The FBI, in a statement accompanying the report, accepted the conclusion that Comey broke from protocol and that errors in judgment by staff damaged the bureau’s reputation. Comey wrote an opinion piece for The New York Times in which he said he disagreed with some conclusions but respected the watchdog’s work.
Trump is certain to use the report’s harsh assessment of FBI actions to try to validate his firing of Comey last year, an act central to special counsel Robert Mueller’s investigation into whether the president sought to obstruct justice. The White House cited as the original rationale for Comey’s firing his handling of the Clinton investigation, even though Trump days later said he was thinking of “this Russia thing.”

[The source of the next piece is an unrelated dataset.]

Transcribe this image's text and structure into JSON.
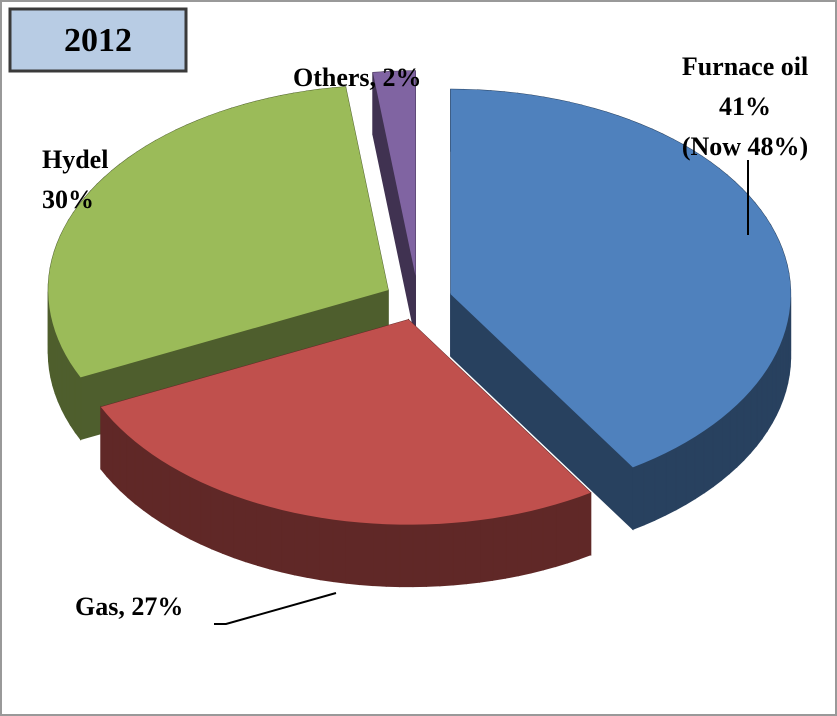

On the other side, even absent political bias, the report alleges a long series of misjudgments that Democrats will likely use to support their belief that Clinton was wronged by the FBI. The watchdog faults Comey for his July 5, 2016, news conference at which he disclosed his recommendation against bringing charges in the email investigation. Cases that end without charges are rarely discussed publicly. And Comey did not reveal to Attorney General Loretta Lynch his plans to make an announcement.
In one final irony, the report noted that Comey, and other officials, had used personal emails improperly to conduct FBI business even as they were investigating Clinton’s email practices. Clinton retweeted that news with a concise reaction: “But my emails.”